Tonel’s interest in language also stems from his encounter with conceptual art and its placement of language as a central component within the workings of an artwork. The use of language in conceptual art that developed in Latin America, which was his first experience of it, was poetic and ambiguous, although often in a politicized way. Luis Camnitzer, who moved from Uruguay to New York in the 1960s, and who first exhibited in Havana in 1983, is an important link between Latin American and Euroamerican concerns. In his work, Camnitzer incorporated language in order to destabilize the meaning that exists in both the word and image. He created relationships that functioned less like the caption of a cartoon and more like two entities encountering each other within the space of an art object. Words, like images, don’t necessarily have stable meanings, but instead, can embrace ambiguity through their own necessary reasoning.
So where does Tonel’s three-dimensional work fall within the context of his drawing and its content? To begin with, it does not fit into one clear category: There are sculptures that stand independent of the drawings and portraiture; there are others that are based on the self-portraits, and then there are full-scale installations.

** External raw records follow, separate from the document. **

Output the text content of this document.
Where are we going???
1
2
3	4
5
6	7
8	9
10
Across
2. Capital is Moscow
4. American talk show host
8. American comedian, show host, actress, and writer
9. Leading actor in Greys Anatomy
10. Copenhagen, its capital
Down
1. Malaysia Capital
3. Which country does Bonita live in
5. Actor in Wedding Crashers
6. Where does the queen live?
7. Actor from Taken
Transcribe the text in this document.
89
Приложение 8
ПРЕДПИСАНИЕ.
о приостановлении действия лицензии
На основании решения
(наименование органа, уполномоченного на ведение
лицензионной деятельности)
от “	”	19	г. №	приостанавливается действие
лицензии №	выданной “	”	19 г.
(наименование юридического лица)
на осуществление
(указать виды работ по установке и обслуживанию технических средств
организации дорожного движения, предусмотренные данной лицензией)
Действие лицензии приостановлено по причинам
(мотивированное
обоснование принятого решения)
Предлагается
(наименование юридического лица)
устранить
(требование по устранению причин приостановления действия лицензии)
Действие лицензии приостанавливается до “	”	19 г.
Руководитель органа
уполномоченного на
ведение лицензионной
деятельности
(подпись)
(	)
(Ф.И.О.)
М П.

The relationship between his drawing, and for that matter his sketches, and sculpture follows no logic, but a relationship does exist, although the order of what would seem to come first is not always adhered to. A sketch can be made for a sculpture, a sculpture can be made without a drawing, a drawing can then be completed after the sculpture, or any order thereof. The differences/similarities between the drawings and the sculptures lie not in the norm of what should come first, but in the ways they represent. Drawings primarily involve the eye and mind; within the hierarchy of art, drawing is the workhorse, the vehicle for the evolution of ideas, and anything can happen. Drawing is a representation, sculptures are physical objects that exist in space and time, and thus bring into play the relational presence of our bodies. The installations emphasize this physicality even further in that the viewer is literally inside the artwork.
In order to understand an artist’s cosmos, one desires a kind of logic to emerge. In Tonel’s work, it’s there, but it’s difficult to locate because he keeps logic illusive. What he does in both his drawings and his sculpture is unsettle our assumptions about the way we think things should be.
i Artist Statement in catalogue for Utopian Territories: New Art from Cuba (Morris and Helen Belkin Art Gallery/Contemporary Art Gallery: Vancouver, 1997), 122.